Keesokan harinya, para binatang berangkat sekaligus saat hari masih gelap. Anjing, monyet, harimau, ular, kelinci, ayam, domba, juga kuda, semuanya berlari menuju tempat tinggal Sang Dewa. Akhirnya matahari tahun baru mulai terbit. Yang muncul membelakangi matahari itu, pertama-tama adalah sapi. Oh, bukan! Itu adalah tikus! Tikus melompat turun dari punggung sapi, lantas melompat ke hadapan Sang Dewa dengan cepat. Dewa, Selamat Tahun Baru! Oh, selamat! Selamat! Sapi merasa sangat kecewa. Mengapa? Moooo! Sapi menangis. Lalu berturut-turut datanglah harimau, kelinci dan naga. Binatang-binatang lainnya tiba susul-menyusul.

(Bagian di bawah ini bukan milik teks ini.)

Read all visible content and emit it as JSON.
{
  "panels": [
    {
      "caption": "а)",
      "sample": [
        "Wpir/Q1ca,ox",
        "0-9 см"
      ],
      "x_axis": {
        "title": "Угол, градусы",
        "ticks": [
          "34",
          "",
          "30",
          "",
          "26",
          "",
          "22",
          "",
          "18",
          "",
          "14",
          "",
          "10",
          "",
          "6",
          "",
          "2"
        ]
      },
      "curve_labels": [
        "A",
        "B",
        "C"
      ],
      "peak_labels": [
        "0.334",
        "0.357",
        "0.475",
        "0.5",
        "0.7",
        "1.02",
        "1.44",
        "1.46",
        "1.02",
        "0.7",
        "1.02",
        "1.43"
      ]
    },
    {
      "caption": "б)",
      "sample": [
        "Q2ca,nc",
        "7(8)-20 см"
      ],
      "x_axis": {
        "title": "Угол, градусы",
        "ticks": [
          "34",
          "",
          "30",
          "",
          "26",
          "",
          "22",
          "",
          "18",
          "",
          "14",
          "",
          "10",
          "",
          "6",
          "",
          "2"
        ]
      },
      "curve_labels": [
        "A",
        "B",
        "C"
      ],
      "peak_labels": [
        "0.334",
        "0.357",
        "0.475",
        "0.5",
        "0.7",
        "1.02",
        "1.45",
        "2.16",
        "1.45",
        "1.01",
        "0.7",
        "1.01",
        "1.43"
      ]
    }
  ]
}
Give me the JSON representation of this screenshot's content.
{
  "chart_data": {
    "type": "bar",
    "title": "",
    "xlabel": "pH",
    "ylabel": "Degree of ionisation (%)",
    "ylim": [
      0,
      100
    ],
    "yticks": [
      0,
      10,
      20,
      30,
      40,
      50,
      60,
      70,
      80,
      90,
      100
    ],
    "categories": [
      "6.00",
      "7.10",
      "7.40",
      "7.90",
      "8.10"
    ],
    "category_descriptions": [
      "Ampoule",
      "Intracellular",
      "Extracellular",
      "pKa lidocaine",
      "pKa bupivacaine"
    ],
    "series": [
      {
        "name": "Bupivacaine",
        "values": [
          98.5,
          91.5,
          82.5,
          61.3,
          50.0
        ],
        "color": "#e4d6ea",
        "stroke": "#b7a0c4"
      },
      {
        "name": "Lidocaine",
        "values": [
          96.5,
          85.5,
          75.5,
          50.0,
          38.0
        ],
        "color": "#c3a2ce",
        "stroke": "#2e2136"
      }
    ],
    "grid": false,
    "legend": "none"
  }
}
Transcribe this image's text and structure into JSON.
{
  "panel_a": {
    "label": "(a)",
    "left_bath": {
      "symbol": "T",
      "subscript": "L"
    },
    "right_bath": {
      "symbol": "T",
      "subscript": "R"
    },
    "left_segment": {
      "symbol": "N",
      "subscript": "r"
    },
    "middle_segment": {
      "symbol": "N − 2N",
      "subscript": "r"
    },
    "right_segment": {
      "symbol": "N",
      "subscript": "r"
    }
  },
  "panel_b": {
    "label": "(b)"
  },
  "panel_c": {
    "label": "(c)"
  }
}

Akhirnya, tibalah waktu pengumuman urutan pemenang oleh Sang Dewa. Saudara-saudara sekalian, selamat datang. Sekarang saya akan mengumumkan hasilnya. Nomor satu tikus. Dilanjutkan dengan sapi, harimau, kelinci, naga, ular, kuda, domba, monyet, ayam, anjing, dan babi hutan. Dengan demikian, telah ditetapkan 4 pemenang nomor satu sampai nomor dua belas! 12 ekor binatang yang terpilih ini disebut 12 Shio Binatang. Kedua belas shio binatang itu mulai berpesta pora dengan minuman keras sambil mengelilingi Sang Dewa. Mari minum! Naga dan harimau juga bersuka ria. Kelinci dan tikus juga bekata, Mari minum! Saat itu kucing datang berlari-lari dengan wajah yang marah dan menakutkan. Tikus!!! Kenapa kamu menipuku! MEONG!!! Aku akan menangkap dan memakanmu. Sini!!!Tikus berlari terbirit-birit. Kucing berputar-putar mengejarnya. Pesta itu amat ramai. Sejak saat itu, mulailah era 12 shio binatang. Mulai dari tahun tikus, lalu sapi, harimau, kelinci, naga, ular, kuda, domba, monyet, ayam, anjing, dan babi hutan. Kucing yang tidak termasuk dalam 12 shio binatang karena ditipu tikus, sampai sekarang pun masih berputar-putar mengejar tikus. Ia masih marah akan tipuan tikus.